This is something I wrote a while ago and never posted, for reasons I no longer remember. It's not a resolution, but it seems as good a manifesto to start off this new year as any.I started on LJ with a very annoying style, that of the cute precocious kid who was too old for that twee stuff now but hadn't yet learned what to replace the too-clever, artfully structured, neatly-tied-up-with-a-moral-at-the-end kind of writing that'd made my high school English teachers love me.
I like to think I've improved a bit since then, but I do still tend to write only when I've got something that will amuse or interest what I imagine my readership to be. So vehemently did I resist the everyday updateishness kind of journaling that my LJ wasn't a very good way to find out what was going on in my life: I'd happily write all about having Chipotle for breakfast but never mentioned that I had a girlfriend, or failed a class, or moved, or the kind of basic stuff that people usually tell each other when they catch up after some time apart.

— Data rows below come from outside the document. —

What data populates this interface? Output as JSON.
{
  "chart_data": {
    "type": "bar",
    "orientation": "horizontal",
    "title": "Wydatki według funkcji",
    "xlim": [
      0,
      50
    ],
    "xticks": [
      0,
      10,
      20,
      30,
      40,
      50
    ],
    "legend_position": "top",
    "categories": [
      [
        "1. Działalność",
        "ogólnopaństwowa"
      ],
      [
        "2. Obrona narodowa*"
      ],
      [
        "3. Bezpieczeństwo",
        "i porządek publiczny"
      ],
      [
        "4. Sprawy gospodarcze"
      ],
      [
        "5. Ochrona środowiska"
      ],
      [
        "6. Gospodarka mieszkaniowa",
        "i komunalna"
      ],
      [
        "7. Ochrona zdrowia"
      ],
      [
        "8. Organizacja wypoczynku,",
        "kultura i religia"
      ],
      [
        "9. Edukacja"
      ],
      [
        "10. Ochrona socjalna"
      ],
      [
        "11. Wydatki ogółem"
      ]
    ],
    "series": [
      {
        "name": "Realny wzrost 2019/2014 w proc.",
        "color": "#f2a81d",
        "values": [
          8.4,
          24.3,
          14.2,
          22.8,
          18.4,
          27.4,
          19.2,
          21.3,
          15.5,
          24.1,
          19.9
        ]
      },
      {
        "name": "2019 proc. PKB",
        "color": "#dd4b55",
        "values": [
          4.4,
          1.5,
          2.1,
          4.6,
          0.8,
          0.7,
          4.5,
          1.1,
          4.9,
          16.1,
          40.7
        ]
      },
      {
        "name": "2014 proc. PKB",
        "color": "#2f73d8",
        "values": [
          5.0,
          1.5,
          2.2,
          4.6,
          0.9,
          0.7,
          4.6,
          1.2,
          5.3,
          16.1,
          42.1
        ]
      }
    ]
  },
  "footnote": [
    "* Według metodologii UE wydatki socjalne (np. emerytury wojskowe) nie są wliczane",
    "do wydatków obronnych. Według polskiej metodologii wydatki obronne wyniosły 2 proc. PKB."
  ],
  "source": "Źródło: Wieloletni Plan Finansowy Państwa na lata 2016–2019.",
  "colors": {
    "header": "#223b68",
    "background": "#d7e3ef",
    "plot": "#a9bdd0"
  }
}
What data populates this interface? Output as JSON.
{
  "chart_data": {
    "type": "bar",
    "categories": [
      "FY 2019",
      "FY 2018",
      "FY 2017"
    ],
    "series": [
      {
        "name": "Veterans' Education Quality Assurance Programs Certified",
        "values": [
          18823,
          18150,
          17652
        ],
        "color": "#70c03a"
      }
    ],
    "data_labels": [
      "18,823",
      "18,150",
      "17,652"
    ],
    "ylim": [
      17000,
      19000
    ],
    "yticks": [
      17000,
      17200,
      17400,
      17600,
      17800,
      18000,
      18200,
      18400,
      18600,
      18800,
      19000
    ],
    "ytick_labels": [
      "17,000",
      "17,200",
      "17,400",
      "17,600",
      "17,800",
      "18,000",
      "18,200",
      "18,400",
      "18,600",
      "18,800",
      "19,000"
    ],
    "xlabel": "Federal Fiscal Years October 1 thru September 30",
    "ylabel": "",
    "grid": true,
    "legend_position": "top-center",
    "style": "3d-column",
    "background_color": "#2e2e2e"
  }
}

It's a bit hypocritical of me, because I love to read that kind of thing from other people: I love reading about your dreams and how you got caught in the rain on your way to the bus stop and what you're making for dinner and what you drank last night and how work went and everything. Absolutely love it. But I've never been very good at telling that stuff for its own sake myself.
So it was kind of interesting for me to read
this article on how writing about the ordinary experiences of your life can be even more cheering to you when you go back and read them than the extraordinary ones.
It turns out, people are bad at predicting how much they'll enjoy reading back what they've wrriten about their lives.
Which, actually, doesn't surprise me because I had to read
Our Town in high school and it fucked up my brain, it appears, permanently. It's a play about ordinary boring small-town early-20th-C. Americans who do ordinary things like be born and deliver the milk and get married and all that.
The part that's always stuck with me is Emily, at the end. She's a young wife who's died in childbirth, and we see her among the dead, people she recognizes from her little town where nothing ever changes much. Those who've been dead any length of time don't feel any great connection to the living world or the things that mattered to them while they were in it, but Emily is new and still attached to what she loves. She wants to re-live her life. The old dead folks tell her that it's possible but advise her against it. She insists, though, and sees her twelfth birthday: her mother is up early nagging the children to get ready for school, her father comes home with a present for her. Small talk is made about the cold.
Emily starts out very excited -- "Oh,that's the town I knew as a little girl. And, look, there's the old white fence that used to be around our house. Oh, I'd forgotten that! Oh, I love it so!" "Oh! how young Mama looks! I didn't know Mama was ever that young" -- but as she watches the conversation unfold, she starts to get agitated: "I can't bear it. They're so young and beautiful. Why did they ever have to get old? Mama, I'm here. I'm grown up. I love you all, everything. I can't look at everything hard enough."
Finally she says, "I can't. I can't go on....I didn't realize. So all that was going on and we never noticed."
Well, ever since then,
I've fucking noticed. Reading that play made me cry, not in class but after, and I think quite a few of my tears since have been shed thanks to this, in some way. Because I too grew up in a small town where nothing ever seems to change much, and while of course I didn't die I did move away, and that has had a similar effect to me: I'm still here, I can see it all in my memory, but they can't see me and they don't know how much I treasure these images, these people, their ordinary lives.
So I'm trying to practice writing about the everyday stuff that I have so long been so bad at. Let's see if it gets me anywhere.